The Federal Court System

Of the two systems, the federal is by far the less complicated. According to Article III of the Constitution, "The judicial Power of the United States, shall be vested in one supreme Court, and in such inferior Courts as the Congress may from time to time ordain and establish." In accordance with this directive, the federal judiciary is divided into three main levels.

At the bottom are the federal district courts, which have original jurisdiction in most cases of federal law. Made up of 92 districts, the federal district court system has at least one bench in each of the 50 states, as well as one each in the District of Columbia and Puerto Rico. There are from 1 to more than 20 judges in each district, and, as with most federal jurists, district court judges are appointed by the President and serve for life. Cases handled by the federal district courts include those relating to alleged violations of the Constitution or other federal laws, maritime disputes, cases directly involving a state or the federal government, and cases in which foreign governments, citizens of foreign countries, or citizens of two or more different states are involved.

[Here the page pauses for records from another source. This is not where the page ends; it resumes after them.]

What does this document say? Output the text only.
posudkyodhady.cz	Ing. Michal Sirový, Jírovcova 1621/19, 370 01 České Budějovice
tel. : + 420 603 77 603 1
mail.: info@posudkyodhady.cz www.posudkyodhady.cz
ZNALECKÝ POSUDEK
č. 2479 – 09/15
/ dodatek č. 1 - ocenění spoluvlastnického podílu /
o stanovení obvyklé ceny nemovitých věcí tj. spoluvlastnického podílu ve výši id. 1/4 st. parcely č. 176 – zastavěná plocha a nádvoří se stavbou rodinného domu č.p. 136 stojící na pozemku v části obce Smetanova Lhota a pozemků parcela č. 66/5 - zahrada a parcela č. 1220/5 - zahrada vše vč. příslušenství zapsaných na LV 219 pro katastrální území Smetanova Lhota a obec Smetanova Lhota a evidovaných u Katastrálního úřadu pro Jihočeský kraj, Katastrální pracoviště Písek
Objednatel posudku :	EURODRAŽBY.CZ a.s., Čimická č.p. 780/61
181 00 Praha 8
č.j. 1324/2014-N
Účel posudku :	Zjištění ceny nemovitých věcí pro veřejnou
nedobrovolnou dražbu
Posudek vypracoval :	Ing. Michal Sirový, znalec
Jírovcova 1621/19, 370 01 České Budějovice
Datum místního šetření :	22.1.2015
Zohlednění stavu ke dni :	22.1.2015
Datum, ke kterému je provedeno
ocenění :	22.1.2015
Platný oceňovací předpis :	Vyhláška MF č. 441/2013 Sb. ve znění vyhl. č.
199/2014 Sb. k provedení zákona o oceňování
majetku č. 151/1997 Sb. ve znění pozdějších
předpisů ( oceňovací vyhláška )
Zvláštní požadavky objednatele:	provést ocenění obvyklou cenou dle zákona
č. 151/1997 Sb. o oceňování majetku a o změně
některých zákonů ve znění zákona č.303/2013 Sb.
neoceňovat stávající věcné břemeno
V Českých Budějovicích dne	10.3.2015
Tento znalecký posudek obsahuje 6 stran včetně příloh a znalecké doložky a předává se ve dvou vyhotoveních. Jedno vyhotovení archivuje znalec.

Directly above the district courts are the United States courts of appeals, each superior to one or more district courts. Established by Congress in 1891, the court of appeals system is composed of 11 judicial circuits throughout the 50 states plus one in the District of Columbia. There are from 6 to 27 judges in each circuit. In addition to hearing appeals from their respective district courts, the courts of appeals have original jurisdiction in cases involving a challenge to an order of a federal regulatory agency, such as the Securities and Exchange Commission.

The highest court in the federal system is the Supreme Court of the United States, the only federal court explicitly mandated by the Constitution. Since 1869 it has been composed of one chief justice and eight associate justices. The Supreme Court sits in Washington, D.C., and has final jurisdiction on all cases that it hears. The high court may review decisions made by the U.S. courts of appeals, and it may also choose to hear appeals from state appellate courts if a constitutional or other federal issue is involved. The Supreme Court has original jurisdiction in a limited number of cases, including those that involve high-ranking diplomats of other nations or those between two U.S. states.

In addition, the federal judiciary maintains a group of courts that handle certain limited types of disputes. Included among such special federal courts are the Court of Federal Claims, which adjudicates monetary claims against the U.S. government, and the Tax Court. Special court judges, unlike those in the three main levels of the federal judiciary, do not serve for life. The U.S. armed forces have courts-martial for cases involving military personnel (see military law).

At the end of the 1990s, controversy had arisen over the response of federal appeals courts to steadily increasing caseloads. Critics charged that the courts were saving few cases for full consideration and were perfunctorily affirming many lower court decisions rather than publishing reasoned opinions; many felt that this practice was eroding confidence in the system and was denying litigants a chance for further review by the Supreme Court. Defenders of the practice responded that it was necessary if speedy resolution of cases were to occur.